Приподнявшись со скамьи, няня увидела, как лопоухая обезьяна с карими стеклянными глазами… – нет, это был именно обезьян: долговязый галантный мужчина в добротной фетровой шляпе, при абсолютном отсутствии остальной одежды, с босыми человеческимиступнями. Он живо и ласково протянул обе лапы девочке, поклонился и проговорил культурным баском:
– Здравствуй, Лиза, я – твой лучший друг Мартын.
Уронив совок и ведерко, онемевшая девочка секунды две смотрела на обезьяна, что покручивал хвостом и обаятельно перетаптывался на колене у мальчишки.

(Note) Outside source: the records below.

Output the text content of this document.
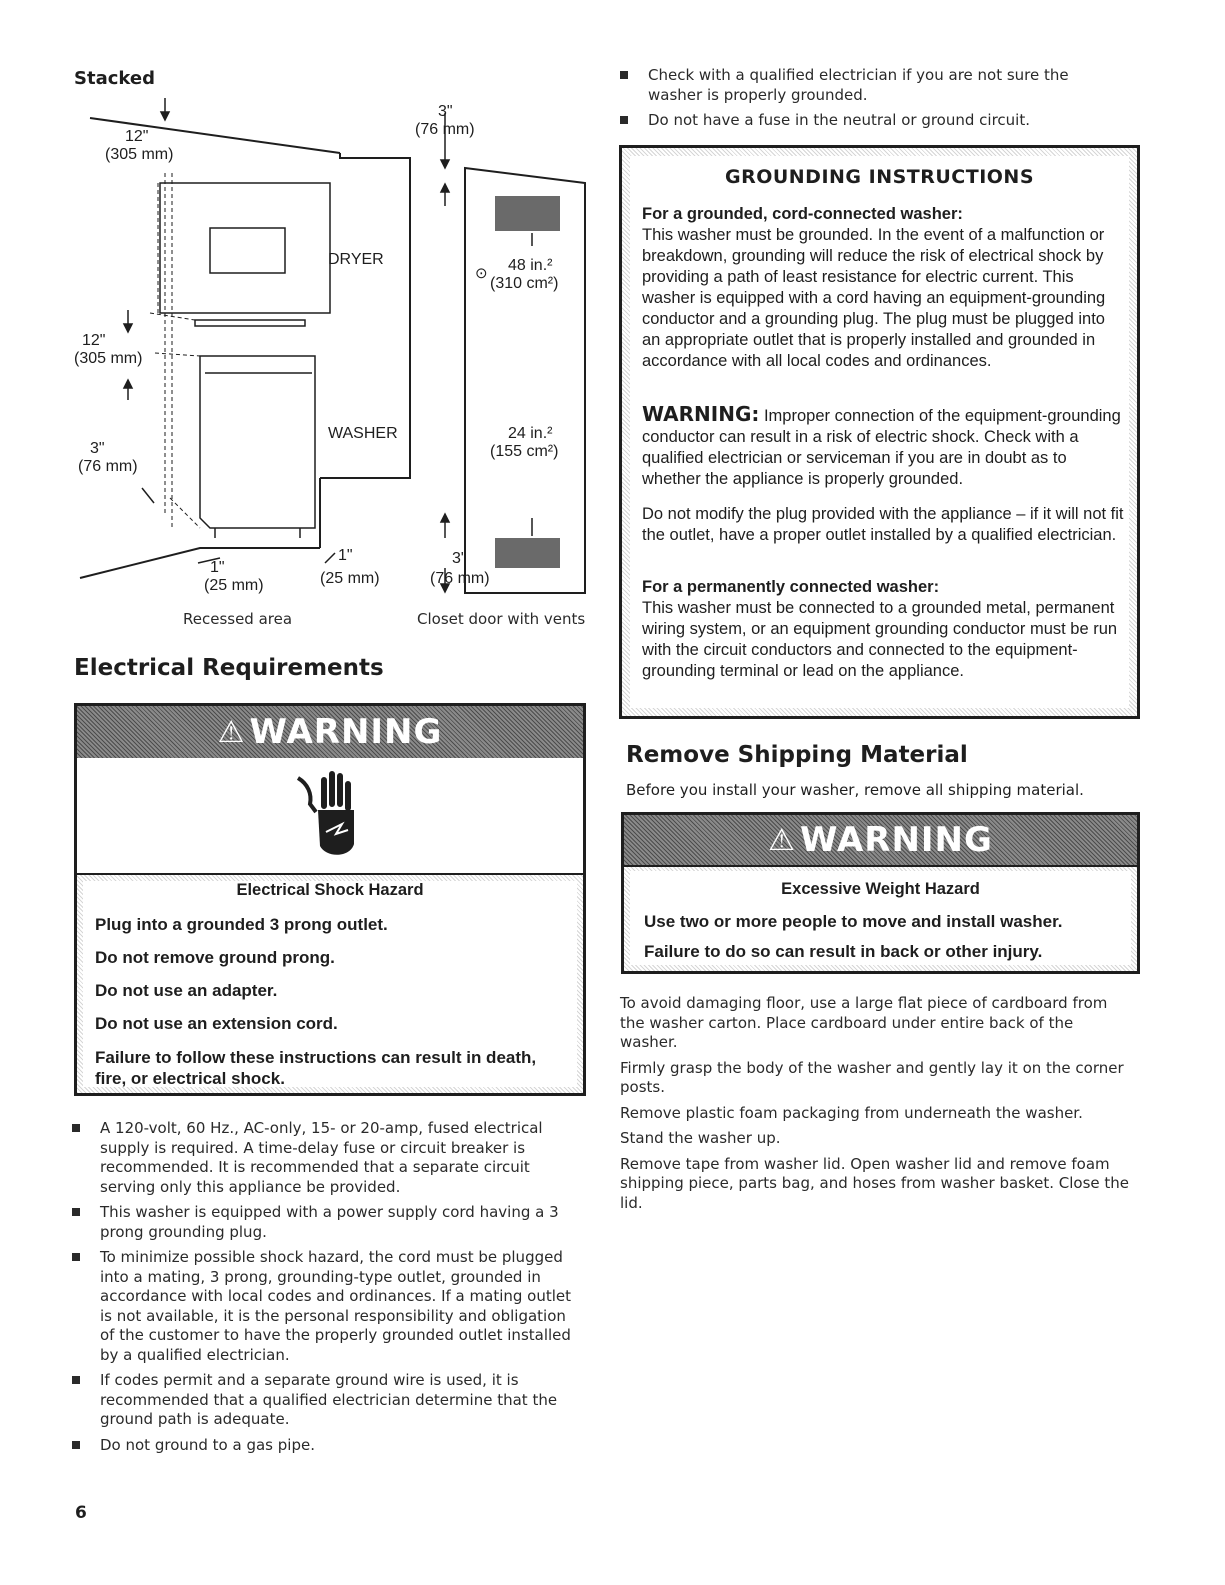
Stacked
⊙
12"
(305 mm)
12"
(305 mm)
3"
(76 mm)
DRYER
WASHER
1"
(25 mm)
1"
(25 mm)
3"
(76 mm)
48 in.²
(310 cm²)
24 in.²
(155 cm²)
3"
(76 mm)
Recessed area	Closet door with vents
Electrical Requirements
⚠ WARNING
Electrical Shock Hazard
Plug into a grounded 3 prong outlet.
Do not remove ground prong.
Do not use an adapter.
Do not use an extension cord.
Failure to follow these instructions can result in death, fire, or electrical shock.
A 120-volt, 60 Hz., AC-only, 15- or 20-amp, fused electrical supply is required. A time-delay fuse or circuit breaker is recommended. It is recommended that a separate circuit serving only this appliance be provided.
This washer is equipped with a power supply cord having a 3 prong grounding plug.
To minimize possible shock hazard, the cord must be plugged into a mating, 3 prong, grounding-type outlet, grounded in accordance with local codes and ordinances. If a mating outlet is not available, it is the personal responsibility and obligation of the customer to have the properly grounded outlet installed by a qualified electrician.
If codes permit and a separate ground wire is used, it is recommended that a qualified electrician determine that the ground path is adequate.
Do not ground to a gas pipe.
Check with a qualified electrician if you are not sure the washer is properly grounded.
Do not have a fuse in the neutral or ground circuit.
GROUNDING INSTRUCTIONS
For a grounded, cord-connected washer:
This washer must be grounded. In the event of a malfunction or breakdown, grounding will reduce the risk of electrical shock by providing a path of least resistance for electric current. This washer is equipped with a cord having an equipment-grounding conductor and a grounding plug. The plug must be plugged into an appropriate outlet that is properly installed and grounded in accordance with all local codes and ordinances.
WARNING: Improper connection of the equipment-grounding conductor can result in a risk of electric shock. Check with a qualified electrician or serviceman if you are in doubt as to whether the appliance is properly grounded.
Do not modify the plug provided with the appliance – if it will not fit the outlet, have a proper outlet installed by a qualified electrician.
For a permanently connected washer:
This washer must be connected to a grounded metal, permanent wiring system, or an equipment grounding conductor must be run with the circuit conductors and connected to the equipment-grounding terminal or lead on the appliance.
Remove Shipping Material
Before you install your washer, remove all shipping material.
⚠ WARNING
Excessive Weight Hazard
Use two or more people to move and install washer.
Failure to do so can result in back or other injury.

To avoid damaging floor, use a large flat piece of cardboard from the washer carton. Place cardboard under entire back of the washer.

Firmly grasp the body of the washer and gently lay it on the corner posts.

Remove plastic foam packaging from underneath the washer.

Stand the washer up.

Remove tape from washer lid. Open washer lid and remove foam shipping piece, parts bag, and hoses from washer basket. Close the lid.

6
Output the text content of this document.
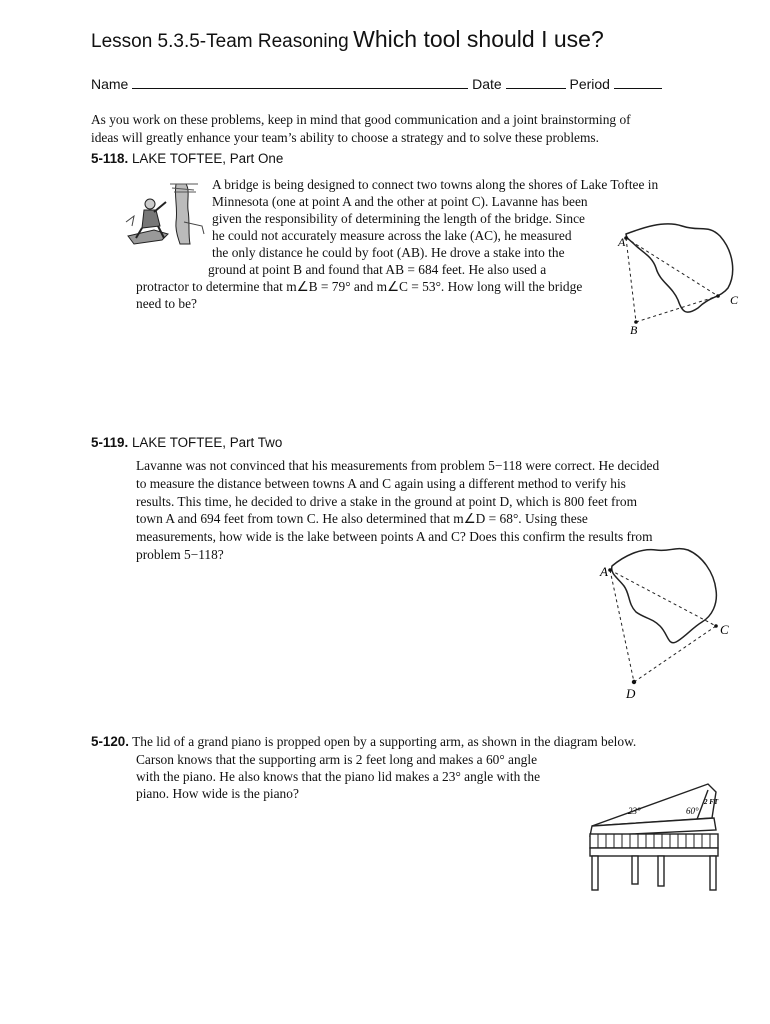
Lesson 5.3.5-Team Reasoning Which tool should I use?
Name	Date	Period
As you work on these problems, keep in mind that good communication and a joint brainstorming of
ideas will greatly enhance your team’s ability to choose a strategy and to solve these problems.
5-118. LAKE TOFTEE, Part One
A bridge is being designed to connect two towns along the shores of Lake Toftee in
Minnesota (one at point A and the other at point C). Lavanne has been
given the responsibility of determining the length of the bridge. Since
he could not accurately measure across the lake (AC), he measured
the only distance he could by foot (AB). He drove a stake into the
ground at point B and found that AB = 684 feet. He also used a
protractor to determine that m∠B = 79° and m∠C = 53°. How long will the bridge
need to be?
A
B
C
5-119. LAKE TOFTEE, Part Two
Lavanne was not convinced that his measurements from problem 5−118 were correct. He decided
to measure the distance between towns A and C again using a different method to verify his
results. This time, he decided to drive a stake in the ground at point D, which is 800 feet from
town A and 694 feet from town C. He also determined that m∠D = 68°. Using these
measurements, how wide is the lake between points A and C? Does this confirm the results from
problem 5−118?
A
D
C
5-120. The lid of a grand piano is propped open by a supporting arm, as shown in the diagram below.
Carson knows that the supporting arm is 2 feet long and makes a 60° angle
with the piano. He also knows that the piano lid makes a 23° angle with the
piano. How wide is the piano?
23°	60°
2 FT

– Матын! – крикнула она в неистовом восторге. Протянула испачканные песком руки и нежно-требовательно позвала: – Маты-ы-ы-ин!
* * *
С годами он все больше отдалялся от отца; в старших классах, бывало, месяцами с ним не разговаривал, хотя теперь понимал его лучше, чем когда бы то ни было. Иногда настолько предугадывал реакцию того на слова или действия мамы, что ему казалось: сейчас он наденет Ромку на руку и продолжит… или – по своей воле – прекратит этот спектакль. Иногда его преследовало ощущение странной и гибельной власти над отцом, над всей его жизнью… А когда после окончания школы уехал учиться в Питер и там метался между учебой, театром и поездками к Лизе во Львов, его – случалось это в дороге, в поезде или в самолете – вдруг с мыслью об отце прихватывала острая, почти физическая боль. И вслед за болью неотступно, вкрадчиво являлось предчувствие окончательной беды.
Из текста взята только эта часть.